Date of Conferral





Counselor Education and Supervision


Melinda Haley


With the increase in pressures related to teaching online, counselor educators are experiencing greater amounts of burnout. The purpose of this quantitative causal-comparative survey study was to assess for significant differences and correlations between synchronous and asynchronous communication modes on online counselor educators' job satisfaction levels as measured by the Online Instructor Satisfaction Measure, and levels of burnout, as measured by the Maslach Burnout Inventory Educators Survey. The researcher used Moore's theory of transactional distance as the theoretical framework to answer 2 research questions: (a) Is there a significant difference in faculty satisfaction and burnout levels based on communication modes?; and (b) Is there a relationship between satisfaction and burnout for faculty members depending on their use of synchronous and asynchronous communication modes? The researcher solicited participants for the study through the CESNET listserv and the CACREP graduate program database.

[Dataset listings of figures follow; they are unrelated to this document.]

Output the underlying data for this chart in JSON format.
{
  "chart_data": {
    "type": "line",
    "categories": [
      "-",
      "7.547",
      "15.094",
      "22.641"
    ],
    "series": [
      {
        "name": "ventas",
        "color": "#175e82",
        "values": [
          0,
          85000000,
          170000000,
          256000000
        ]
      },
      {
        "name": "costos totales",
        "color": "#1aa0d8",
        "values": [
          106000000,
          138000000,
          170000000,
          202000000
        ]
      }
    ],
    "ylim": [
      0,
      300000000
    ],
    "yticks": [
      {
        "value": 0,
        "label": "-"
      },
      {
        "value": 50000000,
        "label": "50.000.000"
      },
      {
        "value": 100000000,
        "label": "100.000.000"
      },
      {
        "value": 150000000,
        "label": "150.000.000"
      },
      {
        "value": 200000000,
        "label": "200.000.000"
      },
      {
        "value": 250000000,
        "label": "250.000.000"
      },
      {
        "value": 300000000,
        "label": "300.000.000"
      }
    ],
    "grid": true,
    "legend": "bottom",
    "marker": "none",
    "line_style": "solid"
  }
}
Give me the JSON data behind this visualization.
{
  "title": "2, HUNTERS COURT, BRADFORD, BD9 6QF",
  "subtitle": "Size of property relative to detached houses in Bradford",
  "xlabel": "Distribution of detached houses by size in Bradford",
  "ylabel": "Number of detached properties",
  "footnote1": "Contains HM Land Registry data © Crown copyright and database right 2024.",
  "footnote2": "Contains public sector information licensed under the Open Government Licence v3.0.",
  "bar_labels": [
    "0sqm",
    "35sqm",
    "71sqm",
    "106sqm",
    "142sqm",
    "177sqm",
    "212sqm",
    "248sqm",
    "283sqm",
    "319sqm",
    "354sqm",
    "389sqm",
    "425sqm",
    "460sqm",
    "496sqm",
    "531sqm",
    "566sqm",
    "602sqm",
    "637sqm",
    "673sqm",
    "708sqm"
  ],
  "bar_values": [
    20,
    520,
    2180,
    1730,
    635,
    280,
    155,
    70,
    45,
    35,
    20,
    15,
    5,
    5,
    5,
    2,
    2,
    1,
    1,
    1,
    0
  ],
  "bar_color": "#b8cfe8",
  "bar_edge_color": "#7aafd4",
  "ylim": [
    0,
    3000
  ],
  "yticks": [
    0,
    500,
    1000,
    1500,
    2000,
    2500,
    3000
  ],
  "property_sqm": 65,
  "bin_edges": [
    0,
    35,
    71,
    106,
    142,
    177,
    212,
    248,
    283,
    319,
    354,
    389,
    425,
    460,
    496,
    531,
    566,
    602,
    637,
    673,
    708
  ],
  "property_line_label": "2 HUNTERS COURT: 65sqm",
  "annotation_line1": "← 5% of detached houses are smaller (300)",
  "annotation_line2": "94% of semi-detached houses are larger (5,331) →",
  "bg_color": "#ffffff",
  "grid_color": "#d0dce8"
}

A total of 125 participants completed surveys and 2 data analysis techniques were used. Results of the t test indicated that counselor educators had significantly higher levels of satisfaction, higher levels of personal accomplishment and significantly lower levels of emotional exhaustion when using synchronous communications. The Pearson correlation analysis results indicated significant correlations between satisfaction, emotional exhaustion, depersonalization, and personal accomplishment depending on the type of communications. The study will potentially contribute to social change by providing information useful for the implementation of teaching methods that improve overall faculty satisfaction and decrease burnout.